The temperature app on my cellphone said it was 113 degrees at 3 p.m.

This would have been Thursday. It could have just as easily been Monday, Tuesday, Wednesday, Friday, Saturday or Sunday.

The golf course appeared forlorn. It was eerily quiet, except for the theme song from “The Good, the Bad, and the Ugly” that was playing in my head.

Finally, a sign of life.

A greenskeeper, or someone like him, emerged from the cart shack. He said there were only five carts on the course, and two chariots on fire.

When the weather isn’t hotter than a disco inferno, there usually are a lot more carts on Black Mountain. Scott “Real” Diel, the club pro, said in May they averaged 200 rounds.

They weren’t going to make 200 on Thursday.

It was a little busier in the morning, Diel said. It probably would pick up a little after 4 p.m., when you can play nine holes at Black Mountain for $9. You’ll have to provide your own asbestos suit, though.

That sounds like a pretty good deal, at least if your name is Johnny Storm and your alter ego is The Human Torch.

Diel said there’s another special running at Black Mountain, from June 1 through Sept. 7, where one pays $250 for all the golf one can play. Flame on!

“The course is in the best shape it’s been in in a long time,” Diel said. He said when it’s hotter than H-E-double- hockey-sticks, you’ve got to water a little longer, and hit the hot spots, and hope the bunkers don’t spontaneously combust.

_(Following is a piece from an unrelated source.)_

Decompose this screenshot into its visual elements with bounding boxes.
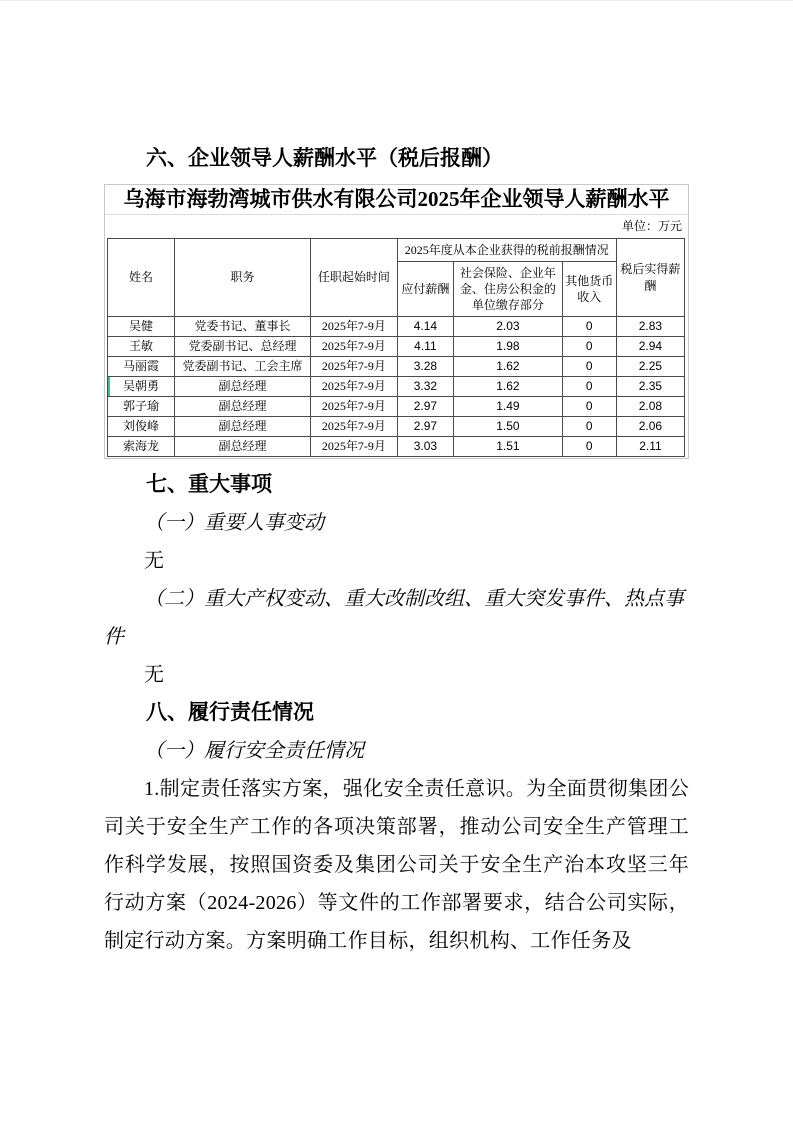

For as torrid as it has been, the course did appear in fine shape. I only made it as far as the No. 1 fairway, though, because I didn’t have a canteen and buzzards were circling.

Actually, it wasn’t a buzzard that was circling. The greenskeeper, or someone like him, said it was a red-tailed hawk. This particular bird of prey was flying low, probably because there weren’t any shanked Titleists or Maxflis with which to contend.

Diel is from San Diego, but he’s been here a few years, and so the heat doesn’t bother him much. He said when he went to the Electric Daisy Carnival last week with some pals from San Diego, he took a jacket. I think he was joking.

He said it must be hotter than usual, though, because when he made mimosas on the practice tee to entice the ladies to come out for his weekly clinic, only two came out. About 10 stayed in the clubhouse and drank mimosas there.

But if playing golf when the putting green is on fire is no big deal, then why wasn’t the club pro out there pounding the fairways, or at least trying to extinguish them?

Scott Diel said he had played earlier. He shot 66 — the ball rolls from here to Boulder City when fairways are hot and dry. He also said he saw a red-tailed hawk having a rabbit for breakfast.

As I was leaving for Gatorade and a swimming pool, a golf cart sputtered toward the practice green.

In a few minutes, an odd twosome, young men named Aaron and Ian, would make it six carts on Black Mountain. They had that frightened look in their eye, like Eli Wallach before Clint Eastwood shot him out of the hangman’s noose at the end of the spaghetti western.

The one named Aaron said he couldn’t hit a golf ball very well when it was cold outside, so he thought he might change his luck. He said their friends thought they were insane to be playing golf on a day like this. The one named Ian nodded and tried to act cool.

I checked the app on my cellphone. It still was 113 degrees. I wished them well, neglecting to mention the red-tailed hawk and the rabbit.